FROM “THE PRISONER’S SONG” – CHARACTER MR. WRIGHT

When Mary Martha died I said to my wife, “Mama…they can take everything I have. My oil wells, my cotton, my cattle, if they will just give us back Mary Martha.” “Well, that’s not going to happen,” she said. “She is gone and nothing will bring her back. It’s the Lord’s will,” she said “Why is it the Lord’s will?” I asked. “That’s not for us to know as of this time,” she said. “Someday it will be revealed to us and we will understand.”… And I guess I will, someday. I don’t now, and that’s for sure. I mean, I didn’t ask for any of this good fortune, you know, that people say has come to me. Luck brought it to me.
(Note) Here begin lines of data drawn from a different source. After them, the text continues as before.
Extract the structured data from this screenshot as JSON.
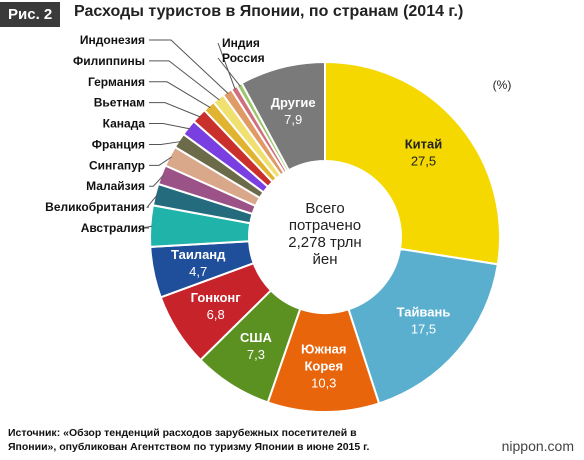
{
  "header": {
    "badge": "Рис. 2",
    "title": "Расходы туристов в Японии, по странам (2014 г.)"
  },
  "chart_data": {
    "type": "pie",
    "style": "donut",
    "unit_label": "(%)",
    "center_lines": [
      "Всего",
      "потрачено",
      "2,278 трлн",
      "йен"
    ],
    "slices": [
      {
        "label": "Китай",
        "value": 27.5,
        "value_text": "27,5",
        "color": "#f5d800",
        "label_inside": true,
        "text_color": "#222222"
      },
      {
        "label": "Тайвань",
        "value": 17.5,
        "value_text": "17,5",
        "color": "#5aafcf",
        "label_inside": true,
        "text_color": "#ffffff"
      },
      {
        "label": "Южная Корея",
        "label_lines": [
          "Южная",
          "Корея"
        ],
        "value": 10.3,
        "value_text": "10,3",
        "color": "#e8650c",
        "label_inside": true,
        "text_color": "#ffffff"
      },
      {
        "label": "США",
        "value": 7.3,
        "value_text": "7,3",
        "color": "#5a9120",
        "label_inside": true,
        "text_color": "#ffffff"
      },
      {
        "label": "Гонконг",
        "value": 6.8,
        "value_text": "6,8",
        "color": "#c7232a",
        "label_inside": true,
        "text_color": "#ffffff"
      },
      {
        "label": "Таиланд",
        "value": 4.7,
        "value_text": "4,7",
        "color": "#1f4e9a",
        "label_inside": true,
        "text_color": "#ffffff"
      },
      {
        "label": "Австралия",
        "value": 3.8,
        "color": "#1fb3a9",
        "label_inside": false
      },
      {
        "label": "Великобритания",
        "value": 2.0,
        "color": "#236b7d",
        "label_inside": false
      },
      {
        "label": "Малайзия",
        "value": 1.8,
        "color": "#9a5287",
        "label_inside": false
      },
      {
        "label": "Сингапур",
        "value": 1.9,
        "color": "#d9a88a",
        "label_inside": false
      },
      {
        "label": "Франция",
        "value": 1.4,
        "color": "#6b6b49",
        "label_inside": false
      },
      {
        "label": "Канада",
        "value": 1.5,
        "color": "#7a3fe0",
        "label_inside": false
      },
      {
        "label": "Вьетнам",
        "value": 1.4,
        "color": "#c9302c",
        "label_inside": false
      },
      {
        "label": "Германия",
        "value": 1.1,
        "color": "#e0b430",
        "label_inside": false
      },
      {
        "label": "Филиппины",
        "value": 1.1,
        "color": "#f0e070",
        "label_inside": false
      },
      {
        "label": "Индонезия",
        "value": 0.9,
        "color": "#e09a66",
        "label_inside": false
      },
      {
        "label": "Индия",
        "value": 0.6,
        "color": "#cf6f7f",
        "label_inside": false
      },
      {
        "label": "Россия",
        "value": 0.5,
        "color": "#9bc76a",
        "label_inside": false
      },
      {
        "label": "Другие",
        "value": 7.9,
        "value_text": "7,9",
        "color": "#7a7a7a",
        "label_inside": true,
        "text_color": "#ffffff"
      }
    ]
  },
  "footer": {
    "source_line1": "Источник: «Обзор тенденций расходов зарубежных посетителей в",
    "source_line2": "Японии», опубликован Агентством по туризму Японии в июне 2015 г.",
    "brand": "nippon.com"
  }
}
One day a man came up to me and said, “You have, we think, oil on your land. We want to drill and find out.” And I did. God knows I did. I went to bed one night a poor man and woke up the next morning a rich one. And I’ve prospered ever since. I don’t know how, I’m not shrewd, I don’t study over it, I don’t worry over it. I just prosper A man with three daughters came up to me the other day and said, “How come you are so rich and I hardly have a dime?” and I said, “How come you have three daughters and mine was taken away from me?” Well, that stopped him. “That’s something to think about,” he said.